Title:"Berry Trashcan" Model of Interacting Electrons in Rhombohedral Graphene

Abstract:We present a model for interacting electrons in a continuum band structure that resembles a ``trashcan'', with a flat bottom of radius $k_b$ beyond which the dispersion increases rapidly with velocity $v$. The form factors of the Bloch wavefunctions can be well-approximated by the Girvin-MacDonald-Platzman algebra, which encodes the uniform Berry curvature. We demonstrate how this model captures the salient features of the low-energy Hamiltonian for electron-doped pristine $n$-layer rhombohedral graphene (R$n$G) for appropriate values of the displacement field, and provide corresponding expressions for $k_b$. In the regime where the Fermi wavevector is close to $k_b$, we analytically solve the Hartree-Fock equations for a gapped Wigner crystal in several limits of the model.

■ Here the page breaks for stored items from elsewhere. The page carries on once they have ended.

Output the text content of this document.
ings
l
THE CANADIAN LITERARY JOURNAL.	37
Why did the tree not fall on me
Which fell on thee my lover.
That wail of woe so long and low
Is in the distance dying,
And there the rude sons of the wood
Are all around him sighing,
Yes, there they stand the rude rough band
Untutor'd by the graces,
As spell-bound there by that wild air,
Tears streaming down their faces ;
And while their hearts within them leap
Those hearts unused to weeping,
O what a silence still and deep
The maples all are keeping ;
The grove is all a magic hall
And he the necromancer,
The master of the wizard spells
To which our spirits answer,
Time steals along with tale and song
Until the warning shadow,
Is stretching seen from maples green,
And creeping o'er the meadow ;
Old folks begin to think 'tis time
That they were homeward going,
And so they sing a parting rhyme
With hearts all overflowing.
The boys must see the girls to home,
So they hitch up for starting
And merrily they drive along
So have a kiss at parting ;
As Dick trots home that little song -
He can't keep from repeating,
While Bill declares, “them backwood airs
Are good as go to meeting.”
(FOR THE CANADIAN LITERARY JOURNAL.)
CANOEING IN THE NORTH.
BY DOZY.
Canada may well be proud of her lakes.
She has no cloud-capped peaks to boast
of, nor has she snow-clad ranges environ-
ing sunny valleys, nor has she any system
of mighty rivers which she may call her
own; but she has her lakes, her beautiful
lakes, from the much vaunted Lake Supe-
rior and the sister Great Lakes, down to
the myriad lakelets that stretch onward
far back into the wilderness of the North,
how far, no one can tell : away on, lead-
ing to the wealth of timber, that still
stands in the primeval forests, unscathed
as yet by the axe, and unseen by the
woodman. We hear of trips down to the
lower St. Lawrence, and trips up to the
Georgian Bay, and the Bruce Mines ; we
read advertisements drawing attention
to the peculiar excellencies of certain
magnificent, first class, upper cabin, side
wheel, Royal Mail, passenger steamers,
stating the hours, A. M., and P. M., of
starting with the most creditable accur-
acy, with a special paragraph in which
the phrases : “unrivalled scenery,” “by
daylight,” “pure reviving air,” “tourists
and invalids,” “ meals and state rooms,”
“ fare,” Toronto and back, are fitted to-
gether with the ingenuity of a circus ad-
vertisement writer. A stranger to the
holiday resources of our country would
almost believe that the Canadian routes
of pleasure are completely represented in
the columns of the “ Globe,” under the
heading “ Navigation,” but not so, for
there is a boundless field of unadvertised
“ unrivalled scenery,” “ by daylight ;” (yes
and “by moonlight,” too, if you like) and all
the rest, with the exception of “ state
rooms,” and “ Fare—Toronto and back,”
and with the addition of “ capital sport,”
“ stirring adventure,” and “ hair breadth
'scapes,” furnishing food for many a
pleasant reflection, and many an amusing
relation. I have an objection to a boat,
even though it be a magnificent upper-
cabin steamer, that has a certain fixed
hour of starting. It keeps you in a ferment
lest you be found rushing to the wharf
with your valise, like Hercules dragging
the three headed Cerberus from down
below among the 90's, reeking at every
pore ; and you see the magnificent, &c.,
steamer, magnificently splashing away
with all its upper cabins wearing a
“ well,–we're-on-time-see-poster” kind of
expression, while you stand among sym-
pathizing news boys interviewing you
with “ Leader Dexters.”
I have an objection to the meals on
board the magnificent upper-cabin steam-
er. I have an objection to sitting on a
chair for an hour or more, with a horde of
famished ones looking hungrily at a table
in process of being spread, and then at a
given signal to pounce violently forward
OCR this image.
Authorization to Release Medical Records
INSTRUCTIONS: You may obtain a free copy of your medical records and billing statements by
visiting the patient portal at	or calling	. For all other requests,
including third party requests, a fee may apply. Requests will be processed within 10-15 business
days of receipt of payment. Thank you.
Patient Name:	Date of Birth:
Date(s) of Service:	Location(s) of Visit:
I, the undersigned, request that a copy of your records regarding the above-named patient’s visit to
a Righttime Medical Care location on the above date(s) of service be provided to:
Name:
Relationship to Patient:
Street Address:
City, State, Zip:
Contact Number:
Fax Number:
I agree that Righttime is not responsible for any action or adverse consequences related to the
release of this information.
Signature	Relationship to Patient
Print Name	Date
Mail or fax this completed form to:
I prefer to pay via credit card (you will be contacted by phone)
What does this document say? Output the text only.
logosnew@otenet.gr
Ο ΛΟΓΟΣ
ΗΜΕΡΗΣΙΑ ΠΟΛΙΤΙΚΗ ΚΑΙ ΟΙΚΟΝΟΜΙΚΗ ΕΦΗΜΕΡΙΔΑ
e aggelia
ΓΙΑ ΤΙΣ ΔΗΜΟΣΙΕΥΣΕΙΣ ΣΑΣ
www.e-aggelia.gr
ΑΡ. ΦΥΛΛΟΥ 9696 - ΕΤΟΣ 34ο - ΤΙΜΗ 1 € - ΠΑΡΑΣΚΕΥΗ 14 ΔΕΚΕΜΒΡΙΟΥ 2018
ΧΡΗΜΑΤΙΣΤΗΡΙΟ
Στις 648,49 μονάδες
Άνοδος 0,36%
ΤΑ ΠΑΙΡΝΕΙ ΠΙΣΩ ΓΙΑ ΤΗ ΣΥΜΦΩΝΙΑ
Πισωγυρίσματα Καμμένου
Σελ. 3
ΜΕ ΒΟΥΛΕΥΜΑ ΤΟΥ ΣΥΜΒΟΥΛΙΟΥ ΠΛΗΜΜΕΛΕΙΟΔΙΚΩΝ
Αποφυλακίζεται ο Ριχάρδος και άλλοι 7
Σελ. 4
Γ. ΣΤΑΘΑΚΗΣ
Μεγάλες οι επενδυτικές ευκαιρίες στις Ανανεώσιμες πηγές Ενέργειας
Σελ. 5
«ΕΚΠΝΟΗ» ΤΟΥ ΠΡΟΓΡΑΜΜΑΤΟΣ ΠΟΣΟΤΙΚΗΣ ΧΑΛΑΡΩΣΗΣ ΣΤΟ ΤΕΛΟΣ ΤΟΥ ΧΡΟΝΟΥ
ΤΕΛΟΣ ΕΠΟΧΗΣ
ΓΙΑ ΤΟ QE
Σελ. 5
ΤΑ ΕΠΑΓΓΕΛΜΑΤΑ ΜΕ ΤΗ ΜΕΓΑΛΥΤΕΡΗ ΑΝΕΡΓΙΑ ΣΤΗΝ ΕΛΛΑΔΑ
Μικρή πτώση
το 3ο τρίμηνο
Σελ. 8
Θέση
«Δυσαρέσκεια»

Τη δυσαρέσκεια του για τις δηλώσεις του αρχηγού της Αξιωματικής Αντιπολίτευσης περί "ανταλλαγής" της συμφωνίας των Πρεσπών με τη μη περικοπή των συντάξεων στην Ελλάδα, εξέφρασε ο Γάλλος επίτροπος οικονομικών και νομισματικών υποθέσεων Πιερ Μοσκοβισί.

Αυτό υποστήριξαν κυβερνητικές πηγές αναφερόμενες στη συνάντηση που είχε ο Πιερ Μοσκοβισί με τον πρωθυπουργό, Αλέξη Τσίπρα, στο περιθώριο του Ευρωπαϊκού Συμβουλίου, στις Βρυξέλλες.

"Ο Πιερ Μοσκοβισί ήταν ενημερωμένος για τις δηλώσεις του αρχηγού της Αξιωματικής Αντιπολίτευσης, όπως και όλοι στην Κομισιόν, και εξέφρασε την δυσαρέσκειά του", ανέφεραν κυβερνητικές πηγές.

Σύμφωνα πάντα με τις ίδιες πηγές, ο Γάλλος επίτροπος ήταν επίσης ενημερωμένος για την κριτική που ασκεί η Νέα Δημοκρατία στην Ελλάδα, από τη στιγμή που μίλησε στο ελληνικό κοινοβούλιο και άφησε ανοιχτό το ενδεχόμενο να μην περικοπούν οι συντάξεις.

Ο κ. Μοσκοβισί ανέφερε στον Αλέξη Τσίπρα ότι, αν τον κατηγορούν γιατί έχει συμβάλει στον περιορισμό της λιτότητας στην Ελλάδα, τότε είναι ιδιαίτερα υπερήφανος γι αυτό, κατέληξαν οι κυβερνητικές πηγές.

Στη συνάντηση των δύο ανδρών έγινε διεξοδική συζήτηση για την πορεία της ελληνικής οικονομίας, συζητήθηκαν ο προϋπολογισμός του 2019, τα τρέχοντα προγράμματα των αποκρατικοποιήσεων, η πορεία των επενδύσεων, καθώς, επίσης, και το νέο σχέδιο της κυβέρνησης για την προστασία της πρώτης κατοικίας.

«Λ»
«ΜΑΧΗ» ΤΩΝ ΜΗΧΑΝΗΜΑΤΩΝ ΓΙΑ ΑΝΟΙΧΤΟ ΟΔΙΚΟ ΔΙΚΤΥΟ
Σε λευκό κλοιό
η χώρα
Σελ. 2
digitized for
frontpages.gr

We introduce a new method, the sliver-patch approximation, which extends the previous few-patch approaches and is crucial in both differentiating even vs odd Chern numbers of the ground state and gapping the Hartree-Fock solution. A key parameter is the Berry flux $\varphi_{\text{BZ}}$ enclosed by the (flat) bottom of the band. We analytically show that there is a ferromagnetic coupling between the signs of $\varphi_{\text{BZ}}$ and the Chern number $C$ of the putative Wigner crystal. We also study the competition between the $C=0$ and $1$ solutions as a function of the interaction potential for parameters relevant to R$n$G. By exhaustive comparison to numerical Hartree-Fock calculations, we demonstrate how the analytic results capture qualitative trends of the phase diagram, as well as quantitative details such as the enhancement of the effective velocity. Our analysis paves the way for an analytic and numerical examination of the stability and competition beyond mean-field theory of the Wigner crystals in this model.